# Henry Ernest Dudeney/Puzzles and Curious Problems/202 - A Garden Puzzle/Solution

## Puzzles and Curious Problems by Henry Ernest Dudeney: $202$

A Garden Puzzle
The four sides of a garden are known to be $20$, $16$, $12$ and $10$ rods,
and it has the greatest possible area for these sides.
What is the area?

## Solution

Approximately $194.4$ square rods.

## Proof

Let $\AA$ square rods be the area of the garden.

We are given that $\AA$ is the greatest possible for the given sides.

From Area of Quadrilateral with Given Sides is Greatest when Quadrilateral is Cyclic, the quadrilateral formed by the sides of the garden is cyclic.

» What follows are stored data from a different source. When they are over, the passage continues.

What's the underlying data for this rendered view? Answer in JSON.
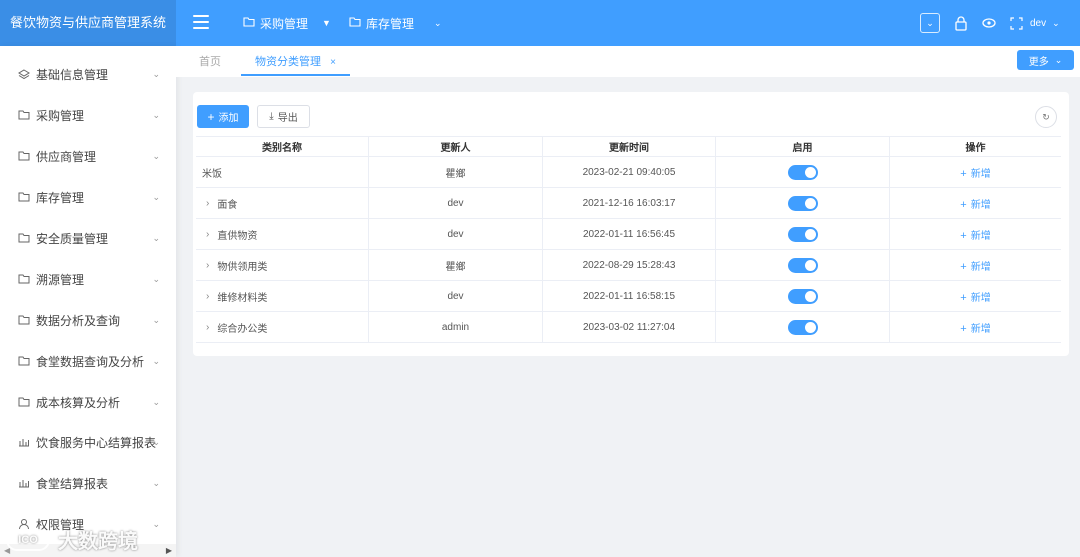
{
  "app": {
    "title": "餐饮物资与供应商管理系统"
  },
  "topnav": [
    {
      "label": "采购管理",
      "icon": "folder-icon"
    },
    {
      "label": "库存管理",
      "icon": "folder-icon"
    }
  ],
  "user": {
    "name": "dev"
  },
  "sidebar": {
    "items": [
      {
        "label": "基础信息管理",
        "icon": "layers-icon"
      },
      {
        "label": "采购管理",
        "icon": "folder-icon"
      },
      {
        "label": "供应商管理",
        "icon": "folder-icon"
      },
      {
        "label": "库存管理",
        "icon": "folder-icon"
      },
      {
        "label": "安全质量管理",
        "icon": "folder-icon"
      },
      {
        "label": "溯源管理",
        "icon": "folder-icon"
      },
      {
        "label": "数据分析及查询",
        "icon": "folder-icon"
      },
      {
        "label": "食堂数据查询及分析",
        "icon": "folder-icon"
      },
      {
        "label": "成本核算及分析",
        "icon": "folder-icon"
      },
      {
        "label": "饮食服务中心结算报表",
        "icon": "bar-chart-icon"
      },
      {
        "label": "食堂结算报表",
        "icon": "bar-chart-icon"
      },
      {
        "label": "权限管理",
        "icon": "user-icon"
      }
    ]
  },
  "tabs": [
    {
      "label": "首页",
      "active": false
    },
    {
      "label": "物资分类管理",
      "active": true
    }
  ],
  "more_label": "更多",
  "toolbar": {
    "add_label": "添加",
    "export_label": "导出"
  },
  "table": {
    "headers": [
      "类别名称",
      "更新人",
      "更新时间",
      "启用",
      "操作"
    ],
    "rows": [
      {
        "name": "米饭",
        "updater": "瞿鄉",
        "time": "2023-02-21 09:40:05",
        "enabled": true,
        "op": "新增",
        "expandable": false
      },
      {
        "name": "面食",
        "updater": "dev",
        "time": "2021-12-16 16:03:17",
        "enabled": true,
        "op": "新增",
        "expandable": true
      },
      {
        "name": "直供物资",
        "updater": "dev",
        "time": "2022-01-11 16:56:45",
        "enabled": true,
        "op": "新增",
        "expandable": true
      },
      {
        "name": "物供领用类",
        "updater": "瞿鄉",
        "time": "2022-08-29 15:28:43",
        "enabled": true,
        "op": "新增",
        "expandable": true
      },
      {
        "name": "维修材料类",
        "updater": "dev",
        "time": "2022-01-11 16:58:15",
        "enabled": true,
        "op": "新增",
        "expandable": true
      },
      {
        "name": "综合办公类",
        "updater": "admin",
        "time": "2023-03-02 11:27:04",
        "enabled": true,
        "op": "新增",
        "expandable": true
      }
    ]
  },
  "watermark": {
    "text": "大数跨境",
    "logo": "ICO"
  },
  "colors": {
    "primary": "#409eff",
    "brand_bg": "#3a8ee6",
    "page_bg": "#f0f2f5"
  }
}
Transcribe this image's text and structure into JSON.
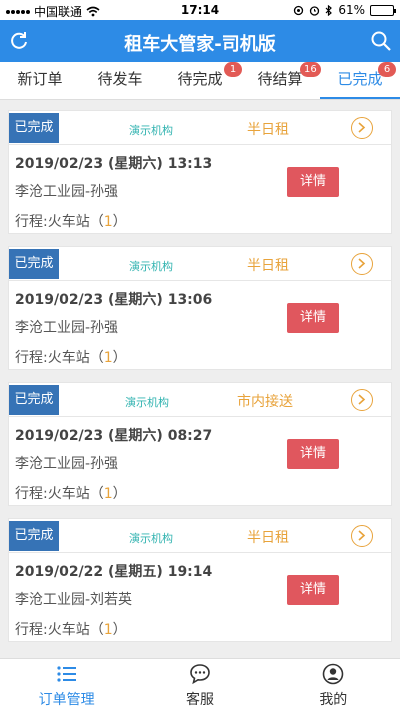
{
  "status_bar": {
    "carrier": "中国联通",
    "time": "17:14",
    "battery": "61%",
    "battery_level": 0.61
  },
  "header": {
    "title": "租车大管家-司机版"
  },
  "tabs": [
    {
      "label": "新订单",
      "badge": ""
    },
    {
      "label": "待发车",
      "badge": ""
    },
    {
      "label": "待完成",
      "badge": "1"
    },
    {
      "label": "待结算",
      "badge": "16"
    },
    {
      "label": "已完成",
      "badge": "6"
    }
  ],
  "orders": [
    {
      "status": "已完成",
      "org": "演示机构",
      "type": "半日租",
      "datetime": "2019/02/23 (星期六) 13:13",
      "route": "李沧工业园-孙强",
      "trip_label": "行程:火车站",
      "trip_count": "1",
      "detail_label": "详情"
    },
    {
      "status": "已完成",
      "org": "演示机构",
      "type": "半日租",
      "datetime": "2019/02/23 (星期六) 13:06",
      "route": "李沧工业园-孙强",
      "trip_label": "行程:火车站",
      "trip_count": "1",
      "detail_label": "详情"
    },
    {
      "status": "已完成",
      "org": "演示机构",
      "type": "市内接送",
      "datetime": "2019/02/23 (星期六) 08:27",
      "route": "李沧工业园-孙强",
      "trip_label": "行程:火车站",
      "trip_count": "1",
      "detail_label": "详情"
    },
    {
      "status": "已完成",
      "org": "演示机构",
      "type": "半日租",
      "datetime": "2019/02/22 (星期五) 19:14",
      "route": "李沧工业园-刘若英",
      "trip_label": "行程:火车站",
      "trip_count": "1",
      "detail_label": "详情"
    }
  ],
  "bottom_nav": [
    {
      "label": "订单管理",
      "icon": "list-icon"
    },
    {
      "label": "客服",
      "icon": "chat-icon"
    },
    {
      "label": "我的",
      "icon": "user-icon"
    }
  ],
  "colors": {
    "primary": "#2d8be6",
    "status_tag": "#3673b6",
    "accent_orange": "#e8a33b",
    "detail_red": "#e0575e",
    "badge_red": "#e25a55",
    "org_teal": "#31b3b0"
  }
}
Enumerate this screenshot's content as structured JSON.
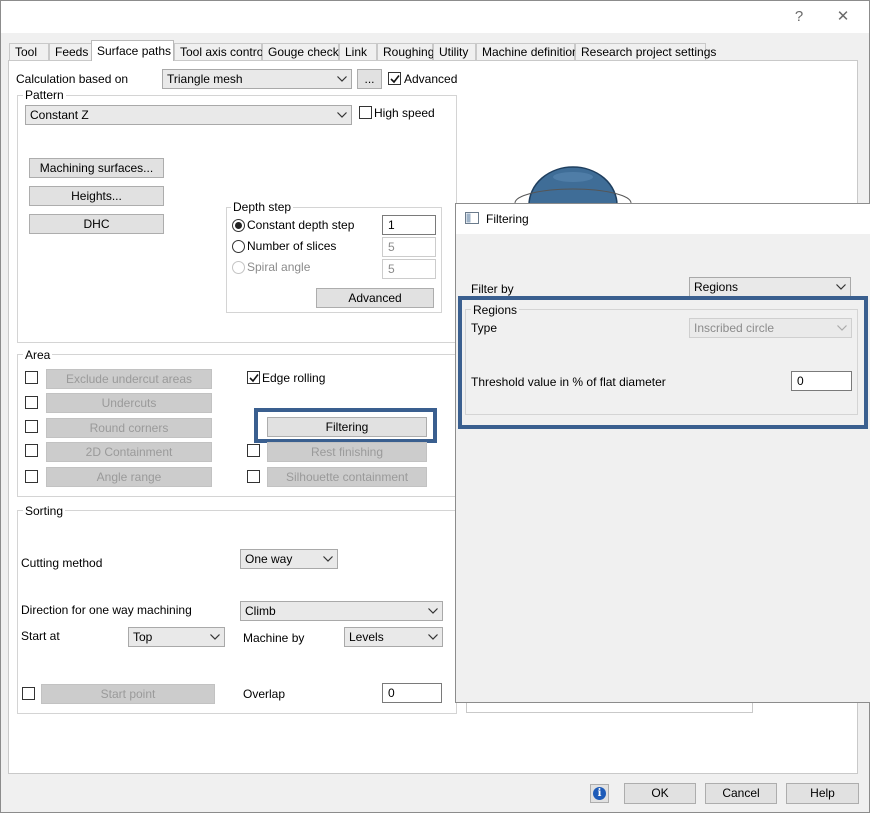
{
  "window": {
    "help_glyph": "?",
    "close_glyph": "✕"
  },
  "tabs": [
    {
      "label": "Tool"
    },
    {
      "label": "Feeds"
    },
    {
      "label": "Surface paths"
    },
    {
      "label": "Tool axis control"
    },
    {
      "label": "Gouge check"
    },
    {
      "label": "Link"
    },
    {
      "label": "Roughing"
    },
    {
      "label": "Utility"
    },
    {
      "label": "Machine definition"
    },
    {
      "label": "Research project settings"
    }
  ],
  "calc": {
    "label": "Calculation based on",
    "value": "Triangle mesh",
    "more_button": "...",
    "advanced_label": "Advanced",
    "advanced_checked": true
  },
  "pattern": {
    "group_label": "Pattern",
    "value": "Constant Z",
    "high_speed_label": "High speed",
    "buttons": {
      "machining_surfaces": "Machining surfaces...",
      "heights": "Heights...",
      "dhc": "DHC"
    }
  },
  "depth_step": {
    "group_label": "Depth step",
    "constant_label": "Constant depth step",
    "constant_value": "1",
    "slices_label": "Number of slices",
    "slices_value": "5",
    "spiral_label": "Spiral angle",
    "spiral_value": "5",
    "advanced_button": "Advanced"
  },
  "area": {
    "group_label": "Area",
    "exclude_undercut": "Exclude undercut areas",
    "undercuts": "Undercuts",
    "round_corners": "Round corners",
    "containment_2d": "2D Containment",
    "angle_range": "Angle range",
    "edge_rolling_label": "Edge rolling",
    "edge_rolling_checked": true,
    "filtering": "Filtering",
    "rest_finishing": "Rest finishing",
    "silhouette": "Silhouette containment"
  },
  "sorting": {
    "group_label": "Sorting",
    "cutting_method_label": "Cutting method",
    "cutting_method_value": "One way",
    "direction_label": "Direction for one way machining",
    "direction_value": "Climb",
    "start_at_label": "Start at",
    "start_at_value": "Top",
    "machine_by_label": "Machine by",
    "machine_by_value": "Levels",
    "start_point_button": "Start point",
    "overlap_label": "Overlap",
    "overlap_value": "0"
  },
  "filtering_dialog": {
    "title": "Filtering",
    "filter_by_label": "Filter by",
    "filter_by_value": "Regions",
    "regions_group": "Regions",
    "type_label": "Type",
    "type_value": "Inscribed circle",
    "threshold_label": "Threshold value in % of flat diameter",
    "threshold_value": "0"
  },
  "footer": {
    "info_glyph": "i",
    "ok": "OK",
    "cancel": "Cancel",
    "help": "Help"
  },
  "colors": {
    "highlight": "#3a5f8f",
    "preview_sphere": "#3f6d97",
    "info_icon": "#1e5bb8"
  }
}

Hence we can apply Brahmagupta's Formula:

$\AA = \sqrt {\paren {s - a} \paren {s - b} \paren {s - c} \paren {s - d} }$

where $s$ is the semiperimeter:

$s = \dfrac {a + b + c + d} 2$

Thus:

 $\ds s$ $=$ $\ds \dfrac {20 + 16 + 12 + 10} 2$ $\ds$ $=$ $\ds 29$

and so:

 $\ds \AA$ $=$ $\ds \sqrt {\paren {29 - 20} \paren {29 - 16} \paren {29 - 12} \paren {29 - 10} }$ $\ds$ $=$ $\ds \sqrt {9 \times 13 \times 17 \times 19}$ $\ds$ $=$ $\ds \sqrt {37 \, 791}$ $\ds$ $\approx$ $\ds 194.4$

$\blacksquare$